"Mentalität", hat Mats Hummels gesagt, "ist der große Bruder vom Stellungsfehler". Der Verteidiger von Borussia Dortmund gehört unter den aktiven Fußballern zu den begabteren Erklärern des Spiels, man kann ihm also glauben, wenn er sagt, dass das Wort "Mentalität" oft benutzt werde, "wenn man nicht weiß, was eigentlich passiert ist."
Es wurde ja in den vergangenen Wochen zum Missfallen der Verantwortlichen in Dortmund wiederholt benutzt, um die unbefriedigenden Ergebnisse des BVB zu erklären. Nun ist es schon wieder passiert, der BVB hat in der Liga zum dritten Mal in Serie nach einer Führung und einem späten Ausgleichstreffer 2:2 gespielt, diesmal beim SC Freiburg. Dortmund hat also ein Stellungsfehlerproblem. Und die Frage ist: Warum?
Der BVB hat im Sommer die Meisterschaft als Ziel ausgegeben und sich entsprechend verstärkt. Die Kaderplanung ist gelobt worden, als Zugewinn an fußballerischer Klasse und mentaler Stärke im Vergleich mit jenem Kader, der schon in der vergangenen Saison lange die Tabelle anführte. Geschäftsführer Hans-Joachim Watzke hat in dieser Woche noch mal deutlich gemacht, dass in Dortmund gerade keine Debatte über Qualität zu führen sei: "Wir müssen lernen, unser Tor wieder mit Zähnen und Klauen zu verteidigen, und dürfen uns nicht nur auf unseren schönen Fußball verlassen", sagte er.
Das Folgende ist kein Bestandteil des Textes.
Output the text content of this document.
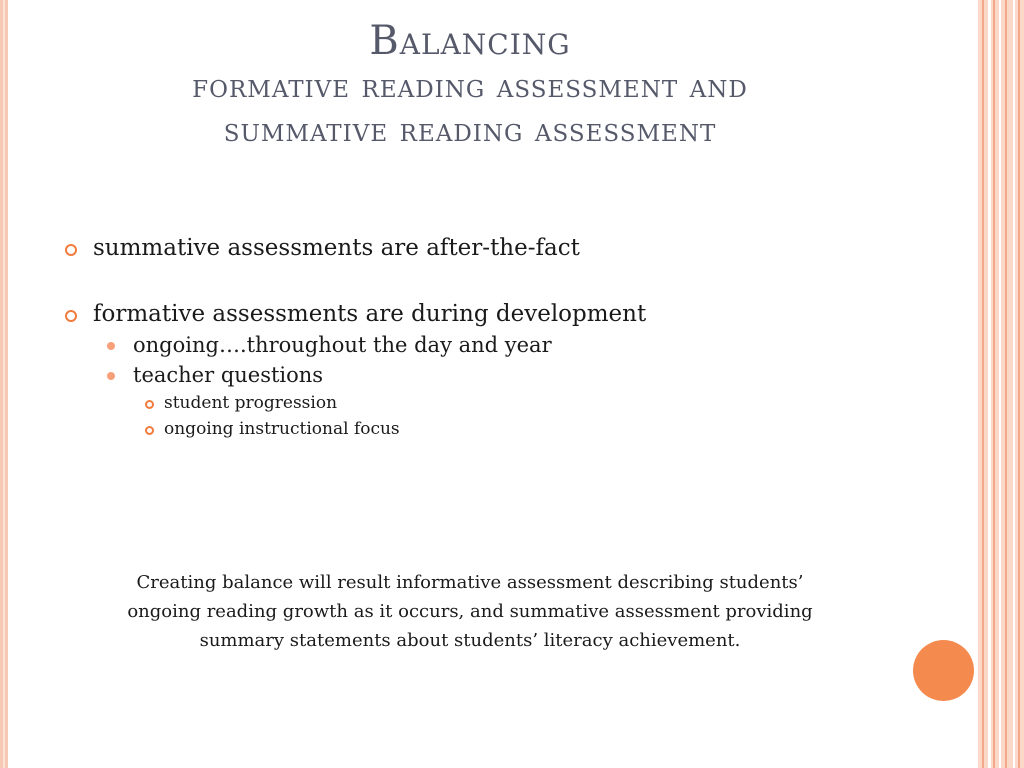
Balancing
formative reading assessment and
summative reading assessment
summative assessments are after-the-fact
formative assessments are during development
ongoing….throughout the day and year
teacher questions
student progression
ongoing instructional focus
Creating balance will result informative assessment describing students’ ongoing reading growth as it occurs, and summative assessment providing summary statements about students’ literacy achievement.
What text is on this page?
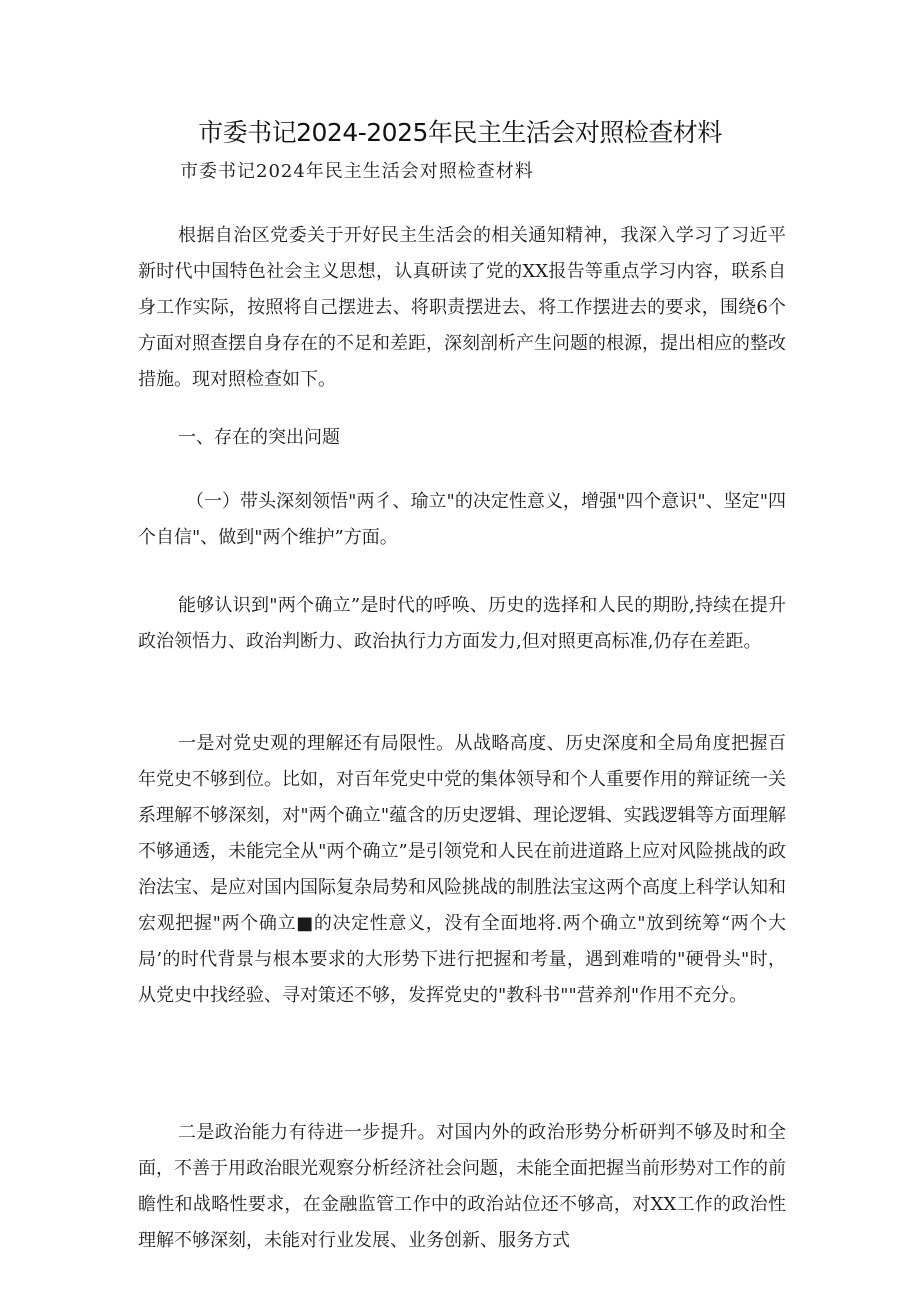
市委书记2024-2025年民主生活会对照检查材料
市委书记2024年民主生活会对照检查材料
根据自治区党委关于开好民主生活会的相关通知精神，我深入学习了习近平新时代中国特色社会主义思想，认真研读了党的XX报告等重点学习内容，联系自身工作实际，按照将自己摆进去、将职责摆进去、将工作摆进去的要求，围绕6个方面对照查摆自身存在的不足和差距，深刻剖析产生问题的根源，提出相应的整改措施。现对照检查如下。
一、存在的突出问题
（一）带头深刻领悟"两彳、瑜立"的决定性意义，增强"四个意识"、坚定"四个自信"、做到"两个维护”方面。
能够认识到"两个确立”是时代的呼唤、历史的选择和人民的期盼,持续在提升政治领悟力、政治判断力、政治执行力方面发力,但对照更高标准,仍存在差距。
一是对党史观的理解还有局限性。从战略高度、历史深度和全局角度把握百年党史不够到位。比如，对百年党史中党的集体领导和个人重要作用的辩证统一关系理解不够深刻，对"两个确立"蕴含的历史逻辑、理论逻辑、实践逻辑等方面理解不够通透，未能完全从"两个确立”是引领党和人民在前进道路上应对风险挑战的政治法宝、是应对国内国际复杂局势和风险挑战的制胜法宝这两个高度上科学认知和宏观把握"两个确立■的决定性意义，没有全面地将.两个确立"放到统筹“两个大局’的时代背景与根本要求的大形势下进行把握和考量，遇到难啃的"硬骨头"时，从党史中找经验、寻对策还不够，发挥党史的"教科书""营养剂"作用不充分。
二是政治能力有待进一步提升。对国内外的政治形势分析研判不够及时和全面，不善于用政治眼光观察分析经济社会问题，未能全面把握当前形势对工作的前瞻性和战略性要求，在金融监管工作中的政治站位还不够高，对XX工作的政治性理解不够深刻，未能对行业发展、业务创新、服务方式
Zuverlässigkeit in der Defensive vor Spektakel in der Offensive, sollte das heißen.
In Freiburg haben wieder ähnliche Fehler wie in den Vortagen den Ausschlag gegeben: Dortmund lief weniger, ließ sich am Ende scheinbar ohne Not in die Defensive drängen, stand auch in den entscheidenden Momenten nicht gut. Vor dem 1:1 durch Luca Waldschmidt rückte Manuel Akanji nicht konsequent aus der Viererkette, um den über die Grenzen Freiburgs als schussstark bekannten Nationalstürmer am Abschluss zu hindern.
Beim 2:2 kurz vor Schluss verhinderten weder Marcel Schmelzer noch Raphael Guerreiro eine Flanke in den Strafraum, Akanji klärte den Ball nicht richtig, er lenkte ihn schließlich ausgesprochen unglücklich ins eigene Tor. Spätestens als Akanji dieser nächste von vielen Fehlern in den vergangenen Wochen unterlief, drängte sich die Frage auf, ob das Dortmunder Stellungsproblem auch ein Problem des Verantwortlichen für Aufstellung, Einstellung und Umstellung ist - von Trainer Lucien Favre.
Der Schweizer ist ein unbestritten großer Kenner des Spiels, ein Prediger von Ballkontrolle als Bedingung für Erfolg. Favre-Fußball sieht nach hoher Kunst aus, wenn er funktioniert. Doch er wirkt auch dann noch stur in seiner Art, den Sport zu lehren und das Spiel zu interpretieren, wenn sein Fußball nicht funktioniert. Und bräuchte es nicht Korrekturen, wenn enttäuschende Ergebnisse nach wiederkehrendem Drehbuch zustande kommen und Gegentore nach ähnlichen Mustern fallen, nach Standardsituationen und Flanken, spät im Spiel?
Es ist immer noch früh in der Saison, der FC Bayern hatte in der vergangenen Saison am siebten Spieltag nur einen Punkt mehr gesammelt als der BVB aktuell und ist trotzdem noch Meister geworden. Aber Favre, 61, der in seiner 29. Saison als Trainer die begabteste Mannschaft seiner Laufbahn verantwortet, könnte nun beweisen, dass er auf die Stärken und Schwächen seines Teams zu reagieren weiß, dass er Stellungsfehler beheben kann. Ob er das schafft, ist womöglich auch eine Frage der Mentalität.